ETS Montreal, 1100 Notre-Dame St West, Montreal, QC, H3C 1K3, Canada.
Spinologics Inc., 6750 Esplanade Avenue #290, Montreal, QC, H2V 1A2, Canada.
Int J Comput Assist Radiol Surg. 2024 Oct;19(10):1983-1990. doi: 10.1007/s11548-024-03237-5. Epub 2024 Jul 23.
Adolescent idiopathic scoliosis is a chronic disease that may require correction surgery. The finite element method (FEM) is a popular option to plan the outcome of surgery on a patient-based model. However, it requires considerable computing power and time, which may discourage its use. Machine learning (ML) models can be a helpful surrogate to the FEM, providing accurate real-time responses. This work implements ML algorithms to estimate post-operative spinal shapes.
The algorithms are trained using features from 6400 simulations generated using the FEM from spine geometries of 64 patients. The features are selected using an autoencoder and principal component analysis. The accuracy of the results is evaluated by calculating the root-mean-squared error and the angle between the reference and predicted position of each vertebra. The processing times are also reported.
A combination of principal component analysis for dimensionality reduction, followed by the linear regression model, generated accurate results in real-time, with an average position error of 3.75 mm and orientation angle error below 2.74 degrees in all main 3D axes, within 3 ms. The prediction time is considerably faster than simulations based on the FEM alone, which require seconds to minutes.
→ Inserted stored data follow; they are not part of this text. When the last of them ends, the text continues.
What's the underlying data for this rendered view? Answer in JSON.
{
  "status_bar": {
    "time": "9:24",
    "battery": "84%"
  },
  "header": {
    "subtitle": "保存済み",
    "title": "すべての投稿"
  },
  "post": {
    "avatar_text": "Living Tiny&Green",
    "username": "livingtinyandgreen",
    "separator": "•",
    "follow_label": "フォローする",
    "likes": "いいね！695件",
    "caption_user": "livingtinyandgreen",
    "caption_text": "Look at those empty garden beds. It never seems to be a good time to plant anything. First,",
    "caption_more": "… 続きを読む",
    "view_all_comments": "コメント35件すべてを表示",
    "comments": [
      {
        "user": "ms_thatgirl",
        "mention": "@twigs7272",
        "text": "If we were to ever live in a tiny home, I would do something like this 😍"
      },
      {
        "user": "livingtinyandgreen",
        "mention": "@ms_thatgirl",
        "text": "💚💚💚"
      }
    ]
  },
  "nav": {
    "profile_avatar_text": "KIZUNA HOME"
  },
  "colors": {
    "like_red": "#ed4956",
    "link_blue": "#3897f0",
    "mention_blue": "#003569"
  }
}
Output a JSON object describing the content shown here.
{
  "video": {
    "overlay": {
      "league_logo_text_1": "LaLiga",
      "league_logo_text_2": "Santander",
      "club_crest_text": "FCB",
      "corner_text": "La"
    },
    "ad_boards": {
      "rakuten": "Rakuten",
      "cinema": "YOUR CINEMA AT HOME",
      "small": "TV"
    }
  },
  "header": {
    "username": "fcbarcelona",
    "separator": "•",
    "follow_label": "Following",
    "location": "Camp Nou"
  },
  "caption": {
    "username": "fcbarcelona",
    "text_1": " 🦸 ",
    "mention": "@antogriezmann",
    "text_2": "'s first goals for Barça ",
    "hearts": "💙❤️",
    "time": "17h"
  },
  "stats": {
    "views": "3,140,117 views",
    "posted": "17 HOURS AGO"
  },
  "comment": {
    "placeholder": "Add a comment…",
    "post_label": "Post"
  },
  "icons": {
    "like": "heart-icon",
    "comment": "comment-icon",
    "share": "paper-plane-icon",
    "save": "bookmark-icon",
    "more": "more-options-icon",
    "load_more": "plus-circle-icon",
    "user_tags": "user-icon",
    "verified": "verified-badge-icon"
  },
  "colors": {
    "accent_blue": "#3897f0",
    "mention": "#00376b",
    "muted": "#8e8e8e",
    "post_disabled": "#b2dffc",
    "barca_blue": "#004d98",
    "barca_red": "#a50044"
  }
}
It is possible to predict post-operative spinal shapes of patients with AIS in real-time by using ML algorithms as a surrogate to the FEM. Clinicians can compare the response of the initial spine shape of a patient with AIS to various target shapes, which can be modified interactively. These benefits can encourage clinicians to use software tools for surgical planning of scoliosis.
青少年特发性脊柱侧凸是一种慢性病,可能需要矫正手术。有限元法(FEM)是一种基于患者模型规划手术结果的常用方法。然而,它需要大量的计算能力和时间,这可能会阻碍其使用。机器学习(ML)模型可以作为 FEM 的有用替代品,提供准确的实时响应。这项工作实施了 ML 算法来估计术后脊柱形状。
使用来自 64 名患者脊柱几何形状的 6400 个 FEM 模拟生成的特征来训练算法。使用自动编码器和主成分分析选择特征。通过计算每个椎骨的参考位置和预测位置之间的均方根误差和角度来评估结果的准确性。还报告了处理时间。
主成分分析用于降维,然后是线性回归模型,生成了实时的准确结果,所有主要的 3D 轴上的平均位置误差为 3.75 毫米,方向角度误差低于 2.74 度,均在 3 毫秒内。预测时间比单独基于 FEM 的模拟快得多,后者需要几秒钟到几分钟。
通过使用 ML 算法作为 FEM 的替代品,可以实时预测 AIS 患者的术后脊柱形状。临床医生可以将 AIS 患者初始脊柱形状的反应与各种目标形状进行比较,并可以进行交互式修改。这些好处可以鼓励临床医生使用软件工具来规划脊柱侧凸手术。